Since President Kennedy established the Peace Corps in 1961, over 220,000 volunteers have served in 140 different host countries across the world. Once assigned to a country, volunteers serve a variety of roles. Departments of specialization include education, development, and health. While actively working with communities, Peace Corps volunteers have to adapt to life in a new culture and environment.
Although passionate and eager to serve developing communities, Peace Corps volunteers may not necessarily have previous experience in their field of work. The sense of being “thrown into” such work can create both excitement and anxiety for new volunteers. Through their previous connections at home and their new connections abroad, Peace Corps volunteers successfully navigate their exciting and unexpected experiences.

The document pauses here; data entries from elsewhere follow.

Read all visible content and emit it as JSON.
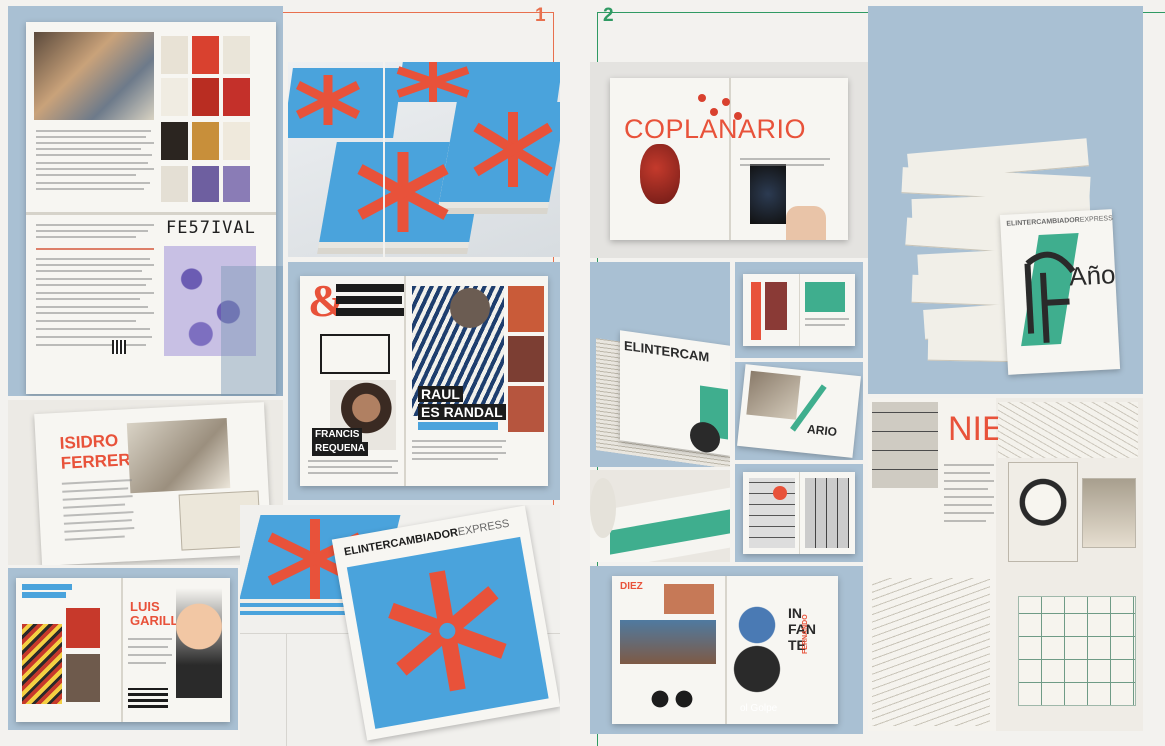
{
  "colors": {
    "background": "#f3f2ef",
    "blue_panel": "#a9c0d3",
    "page1_rule": "#e8704e",
    "page2_rule": "#2f9a63",
    "red_accent": "#e8523a",
    "teal_accent": "#3fae8e",
    "logo_blue": "#4aa3dc"
  },
  "page_markers": {
    "left_number": "1",
    "right_number": "2"
  },
  "printed_text": {
    "festival_title": "FE57IVAL",
    "francis": "FRANCIS",
    "requena": "REQUENA",
    "raul": "RAUL",
    "esrandal": "ES RANDAL",
    "isidro": "ISIDRO",
    "ferrer": "FERRER",
    "luis": "LUIS",
    "garillo": "GARILLO",
    "masthead_bold": "ELINTERCAMBIADOR",
    "masthead_light": "EXPRESS",
    "coplanario": "COPLANARIO",
    "nie": "NIE",
    "ano": "Año",
    "diez": "DIEZ",
    "infante_1": "IN",
    "infante_2": "FAN",
    "infante_3": "TE",
    "fernando": "FERNANDO",
    "intercam": "ELINTERCAM",
    "ario": "ARIO",
    "golpe": "ol Golpe"
  }
}
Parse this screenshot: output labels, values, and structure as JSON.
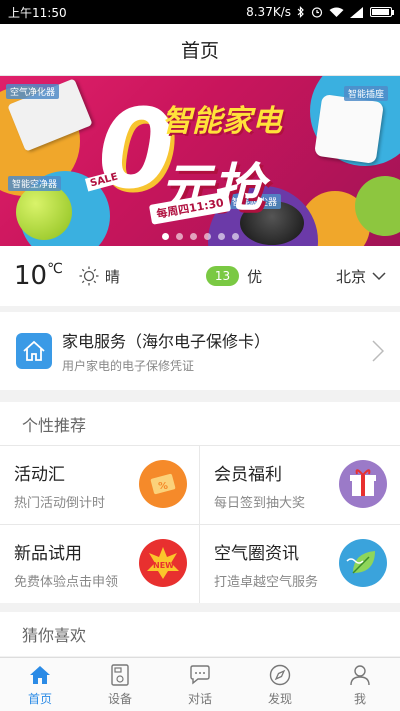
{
  "status": {
    "time": "上午11:50",
    "net_speed": "8.37K/s"
  },
  "header": {
    "title": "首页"
  },
  "banner": {
    "headline": "智能家电",
    "big": "0",
    "headline2": "元抢",
    "sale": "SALE",
    "tag": "每周四11:30",
    "products": [
      "空气净化器",
      "智能插座",
      "智能空净器",
      "智能吸尘器"
    ],
    "slide_count": 6,
    "active_slide": 0
  },
  "weather": {
    "temp": "10",
    "unit": "℃",
    "condition": "晴",
    "aqi_value": "13",
    "aqi_label": "优",
    "city": "北京"
  },
  "service": {
    "title": "家电服务（海尔电子保修卡）",
    "subtitle": "用户家电的电子保修凭证"
  },
  "recommend": {
    "heading": "个性推荐",
    "items": [
      {
        "title": "活动汇",
        "subtitle": "热门活动倒计时",
        "icon": "ticket-icon",
        "color": "#f58a2a"
      },
      {
        "title": "会员福利",
        "subtitle": "每日签到抽大奖",
        "icon": "gift-icon",
        "color": "#9b7ac8"
      },
      {
        "title": "新品试用",
        "subtitle": "免费体验点击申领",
        "icon": "new-product-icon",
        "color": "#e8302f"
      },
      {
        "title": "空气圈资讯",
        "subtitle": "打造卓越空气服务",
        "icon": "leaf-icon",
        "color": "#3aa3dc"
      }
    ]
  },
  "guess": {
    "heading": "猜你喜欢"
  },
  "tabs": [
    {
      "label": "首页",
      "icon": "home-icon",
      "active": true
    },
    {
      "label": "设备",
      "icon": "device-icon",
      "active": false
    },
    {
      "label": "对话",
      "icon": "chat-icon",
      "active": false
    },
    {
      "label": "发现",
      "icon": "compass-icon",
      "active": false
    },
    {
      "label": "我",
      "icon": "person-icon",
      "active": false
    }
  ],
  "colors": {
    "accent": "#2b8be6",
    "aqi_good": "#7ac943",
    "banner": "#d91a63"
  }
}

Throughout their two years in the Peace Corps, many volunteers experience homesickness and a desire to remain informed on family matters despite being thousands of miles away from loved ones. Before email and the internet, volunteers communicated with family and friends through letters. Letters from Peace Corps volunteers show both enthusiasm for their work and a desire to also maintain connections with those back in the United States.
Although separated from home by oceans and continents, many Peace Corps volunteers form bonds and communities within their respective countries. One of the methods to help create bonds between fellow volunteers took the shape of grassroots newspapers and magazines. These newsletters contain editorials, poetry, recipes, book reviews, and announcements relevant to volunteers.
At times, PCV newspapers and magazines also provide volunteers with a creative space to express and share their Peace Corps experiences. In October 2001, Hurricane Iris struck Belize, causing millions of dollars of damage. Peace Corps Volunteer Alanna Randall was forced to relocate as a result. The Peace Corps assisted with Alanna’s move within Belize. She wrote about her experiences in the Toucan Times, a magazine for PCVs serving in Belize.
While traveling and serving abroad, Peace Corps Volunteers also gathered in person both to hangout and for official Peace Corps events.
While serving in Suriname, Brian Adler and his Peace Corps volunteer cohort were invited on at least one occasion for dinner at the U.S. Ambassador’s House. Brian recalled, “The Ambassador had a swimming pool and a volleyball court and even a life size cut-out of George Bush which I got Gabrielle, the American intern, to take my photo with. I’m looking forward to going back on Thanksgiving.” (Adler Diary, 2002-2004, pg. 16). Such events reminded volunteers of life back in the United States.
The Peace Corps experience is sometimes referred to as “The Toughest Job You’ll Ever Love.” Despite homesickness and the anxiety and difficulties of immersion in a foreign culture, many Peace Corps volunteers end their two years with a sense of fulfillment, not only in terms of their service work, but also the personal growth and development fostered by their two years abroad and connections to their homes near and far.